I'll start by saying thanks for the blog and spreadsheet.  It's an invaluable asset.

That is correct (although it's pounds but that really doesn't matter) £7.7k index linked income rising to £17k of indexed income in 2067 plus £940k portfolio (mainly MSCI World). 

I have tried modelling future bond returns (the default of zero real return for the first decade seems optimistic) but the psychology of buying negative real returns is tough for me.  I have been looking at spending up to 2% SWR although I think safemax is probably slightly lower.  My actual total expenditure including a family holiday and house improvements is on track for £19k this year.  I aspire to spend more but the truth is I don't feel the need for much other than more travel and experiences.

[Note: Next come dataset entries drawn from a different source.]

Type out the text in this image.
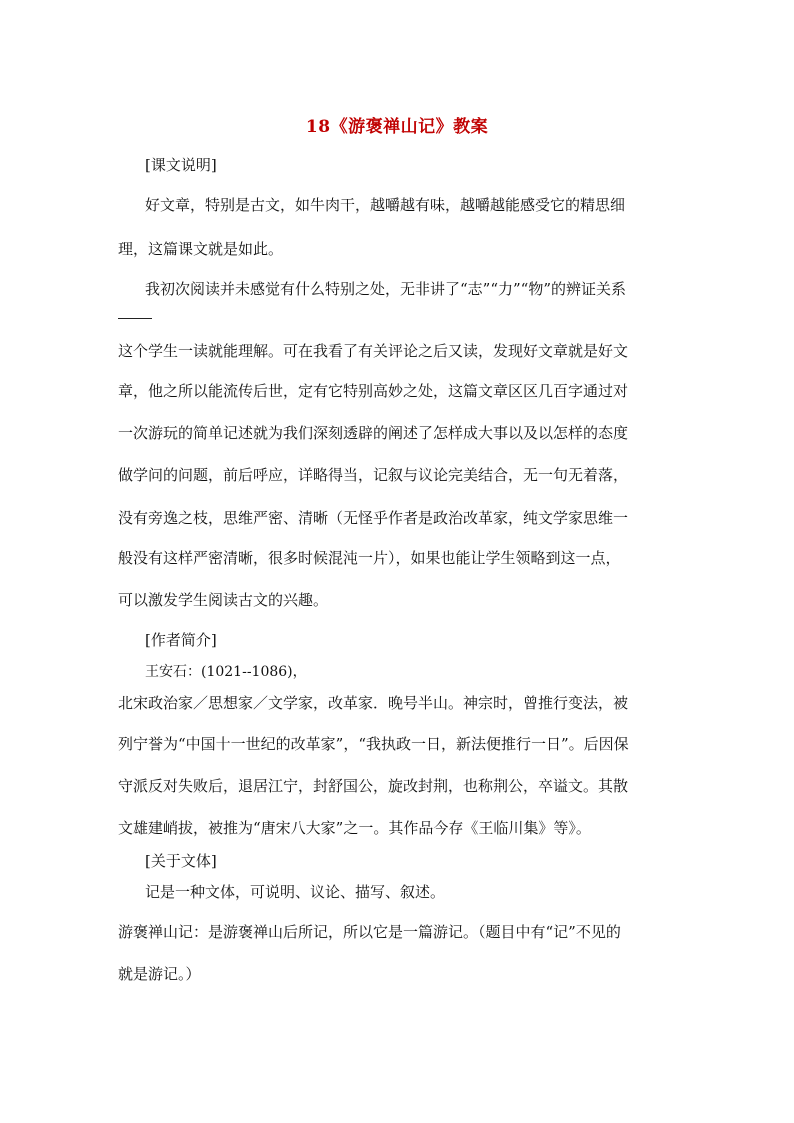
18《游褒禅山记》教案
[课文说明]
好文章，特别是古文，如牛肉干，越嚼越有味，越嚼越能感受它的精思细
理，这篇课文就是如此。
我初次阅读并未感觉有什么特别之处，无非讲了“志”“力”“物”的辨证关系
这个学生一读就能理解。可在我看了有关评论之后又读，发现好文章就是好文
章，他之所以能流传后世，定有它特别高妙之处，这篇文章区区几百字通过对
一次游玩的简单记述就为我们深刻透辟的阐述了怎样成大事以及以怎样的态度
做学问的问题，前后呼应，详略得当，记叙与议论完美结合，无一句无着落，
没有旁逸之枝，思维严密、清晰（无怪乎作者是政治改革家，纯文学家思维一
般没有这样严密清晰，很多时候混沌一片），如果也能让学生领略到这一点，
可以激发学生阅读古文的兴趣。
[作者简介]
王安石：(1021--1086)，
北宋政治家／思想家／文学家，改革家．晚号半山。神宗时，曾推行变法，被
列宁誉为“中国十一世纪的改革家”，“我执政一日，新法便推行一日”。后因保
守派反对失败后，退居江宁，封舒国公，旋改封荆，也称荆公，卒谥文。其散
文雄建峭拔，被推为“唐宋八大家”之一。其作品今存《王临川集》等》。
[关于文体]
记是一种文体，可说明、议论、描写、叙述。
游褒禅山记：是游褒禅山后所记，所以它是一篇游记。（题目中有“记”不见的
就是游记。）
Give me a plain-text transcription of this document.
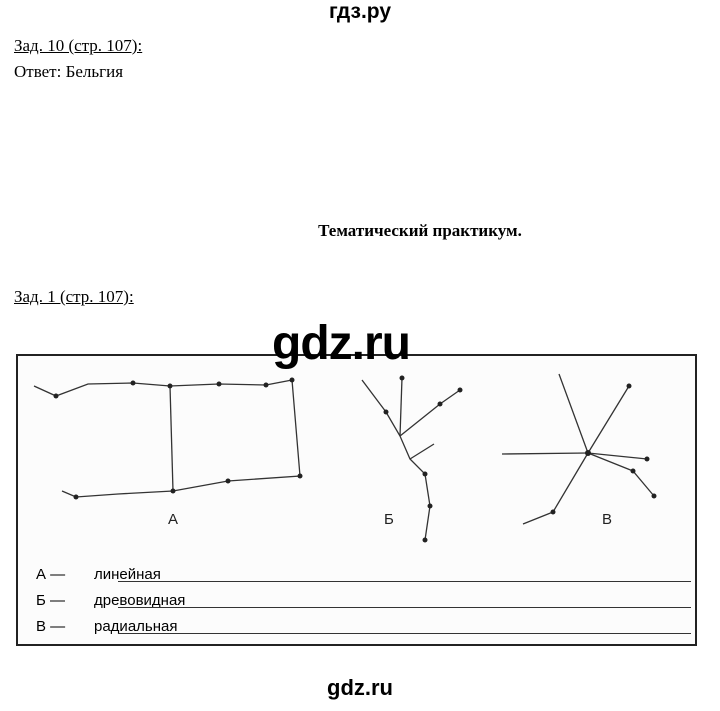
гдз.ру
Зад. 10 (стр. 107):
Ответ: Бельгия
Тематический практикум.
Зад. 1 (стр. 107):
gdz.ru

А	Б	В
А — линейная
Б — древовидная
В — радиальная
gdz.ru
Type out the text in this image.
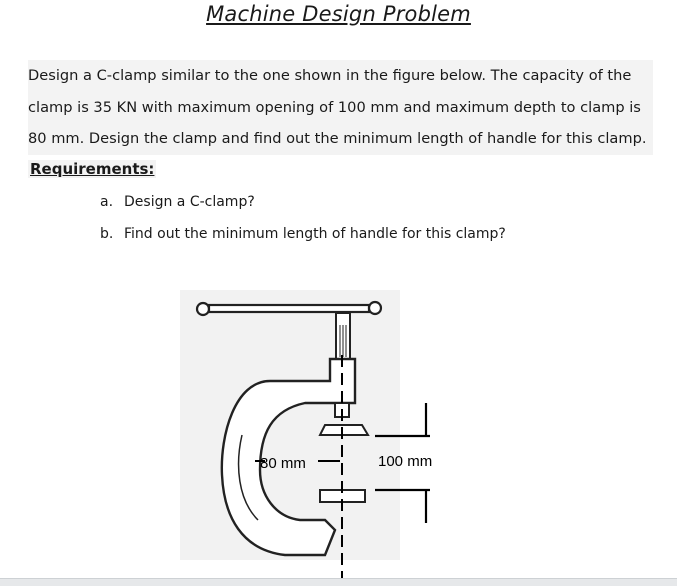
Machine Design Problem
Design a C-clamp similar to the one shown in the figure below. The capacity of the
clamp is 35 KN with maximum opening of 100 mm and maximum depth to clamp is
80 mm. Design the clamp and find out the minimum length of handle for this clamp.
Requirements:
a. Design a C-clamp?
b. Find out the minimum length of handle for this clamp?
100 mm
80 mm
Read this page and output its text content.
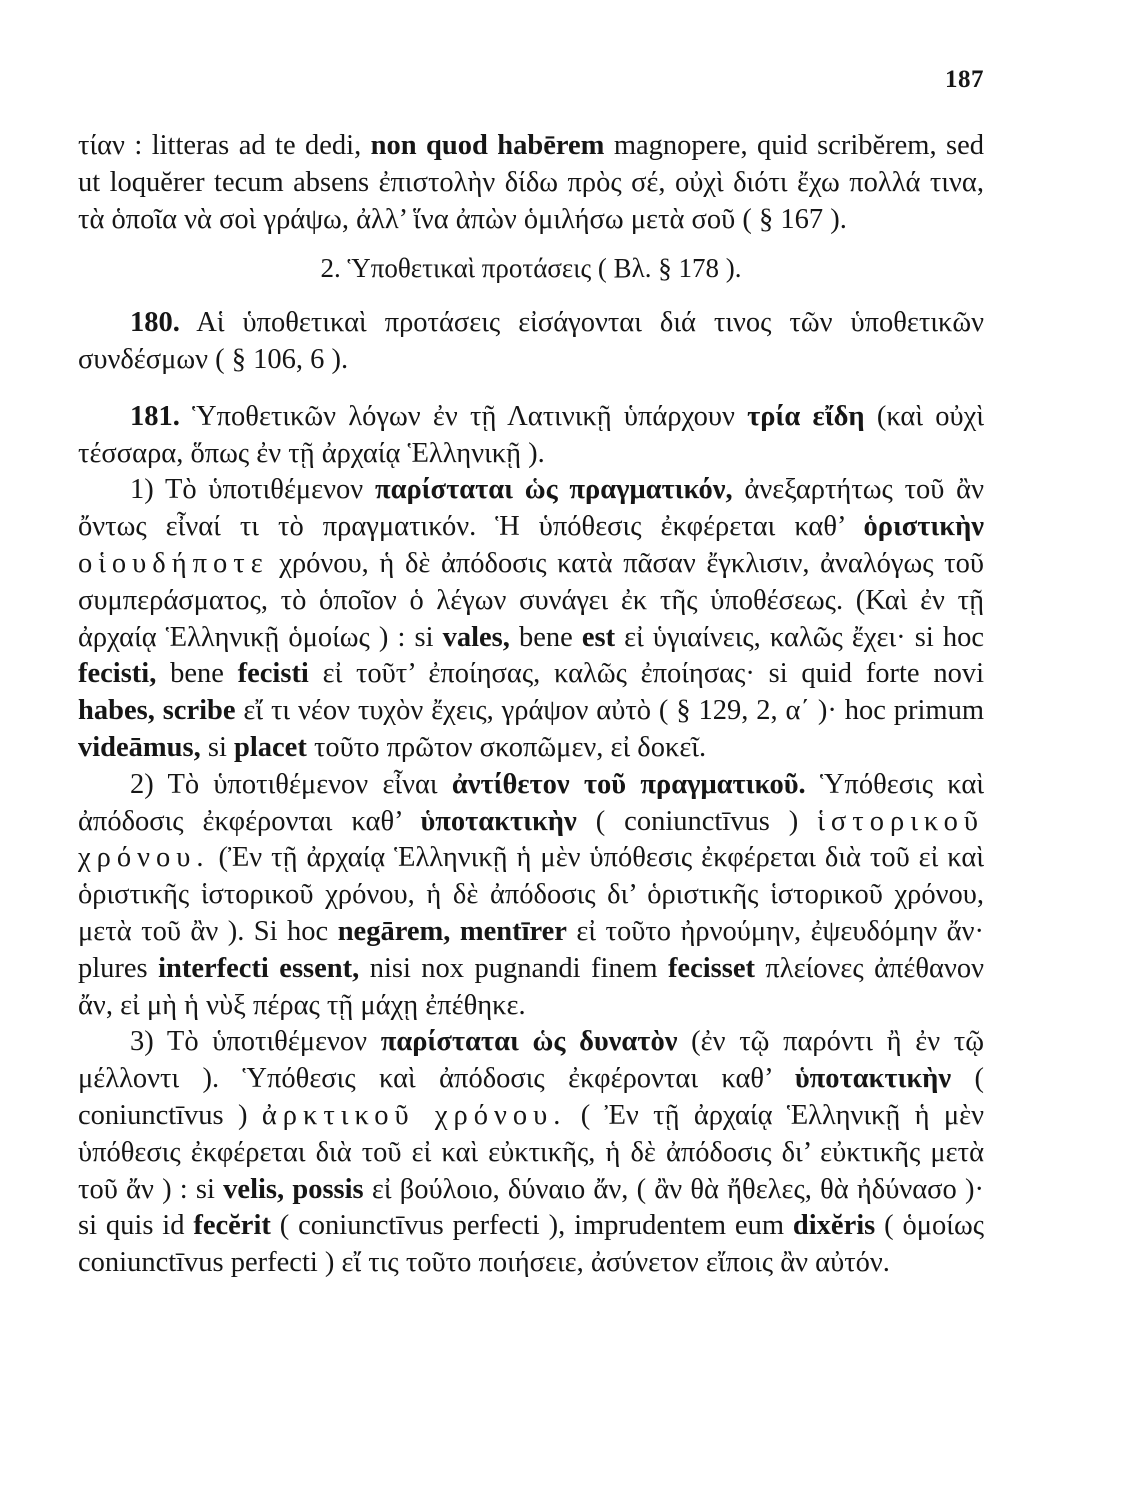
187

τίαν : litteras ad te dedi, non quod habērem magnopere, quid scribĕrem, sed ut loquĕrer tecum absens ἐπιστολὴν δίδω πρὸς σέ, οὐχὶ διότι ἔχω πολλά τινα, τὰ ὁποῖα νὰ σοὶ γράψω, ἀλλ’ ἵνα ἀπὼν ὁμιλήσω μετὰ σοῦ ( § 167 ).

2. Ὑποθετικαὶ προτάσεις ( Βλ. § 178 ).

180. Αἱ ὑποθετικαὶ προτάσεις εἰσάγονται διά τινος τῶν ὑποθετικῶν συνδέσμων ( § 106, 6 ).

181. Ὑποθετικῶν λόγων ἐν τῇ Λατινικῇ ὑπάρχουν τρία εἴδη (καὶ οὐχὶ τέσσαρα, ὅπως ἐν τῇ ἀρχαίᾳ Ἑλληνικῇ ).

1) Τὸ ὑποτιθέμενον παρίσταται ὡς πραγματικόν, ἀνεξαρτήτως τοῦ ἂν ὄντως εἶναί τι τὸ πραγματικόν. Ἡ ὑπόθεσις ἐκφέρεται καθ’ ὁριστικὴν οἱουδήποτε χρόνου, ἡ δὲ ἀπόδοσις κατὰ πᾶσαν ἔγκλισιν, ἀναλόγως τοῦ συμπεράσματος, τὸ ὁποῖον ὁ λέγων συνάγει ἐκ τῆς ὑποθέσεως. (Καὶ ἐν τῇ ἀρχαίᾳ Ἑλληνικῇ ὁμοίως ) : si vales, bene est εἰ ὑγιαίνεις, καλῶς ἔχει· si hoc fecisti, bene fecisti εἰ τοῦτ’ ἐποίησας, καλῶς ἐποίησας· si quid forte novi habes, scribe εἴ τι νέον τυχὸν ἔχεις, γράψον αὐτὸ ( § 129, 2, α΄ )· hoc primum videāmus, si placet τοῦτο πρῶτον σκοπῶμεν, εἰ δοκεῖ.

2) Τὸ ὑποτιθέμενον εἶναι ἀντίθετον τοῦ πραγματικοῦ. Ὑπόθεσις καὶ ἀπόδοσις ἐκφέρονται καθ’ ὑποτακτικὴν ( coniunctīvus ) ἱστορικοῦ χρόνου. (Ἐν τῇ ἀρχαίᾳ Ἑλληνικῇ ἡ μὲν ὑπόθεσις ἐκφέρεται διὰ τοῦ εἰ καὶ ὁριστικῆς ἱστορικοῦ χρόνου, ἡ δὲ ἀπόδοσις δι’ ὁριστικῆς ἱστορικοῦ χρόνου, μετὰ τοῦ ἂν ). Si hoc negārem, mentīrer εἰ τοῦτο ἠρνούμην, ἐψευδόμην ἄν· plures interfecti essent, nisi nox pugnandi finem fecisset πλείονες ἀπέθανον ἄν, εἰ μὴ ἡ νὺξ πέρας τῇ μάχῃ ἐπέθηκε.

3) Τὸ ὑποτιθέμενον παρίσταται ὡς δυνατὸν (ἐν τῷ παρόντι ἢ ἐν τῷ μέλλοντι ). Ὑπόθεσις καὶ ἀπόδοσις ἐκφέρονται καθ’ ὑποτακτικὴν ( coniunctīvus ) ἀρκτικοῦ χρόνου. ( Ἐν τῇ ἀρχαίᾳ Ἑλληνικῇ ἡ μὲν ὑπόθεσις ἐκφέρεται διὰ τοῦ εἰ καὶ εὐκτικῆς, ἡ δὲ ἀπόδοσις δι’ εὐκτικῆς μετὰ τοῦ ἄν ) : si velis, possis εἰ βούλοιο, δύναιο ἄν, ( ἂν θὰ ἤθελες, θὰ ἠδύνασο )· si quis id fecĕrit ( coniunctīvus perfecti ), imprudentem eum dixĕris ( ὁμοίως coniunctīvus perfecti ) εἴ τις τοῦτο ποιήσειε, ἀσύνετον εἴποις ἂν αὐτόν.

I guess if there was a 50% crash I expect I'd do some variable spending to minimise loss crystallization, use/reinvest cash and still get £9.4k from investments if I applied 2% which gives me £17.1k which I can get by on.  If recovery was slow in coming I'd calculate a new SWR.  

 

I have a second model that includes the indexed incomes and am considering being a little bolder with early years income but current valuations are making me cautious. I would rather find I had excess assets than a paucity.

I don't suppose I really have a problem other than desiring the level of certainty I get at 67 which is my ideal.  The reality is that risk cannot be modelled away completely.   Thank you for your patience.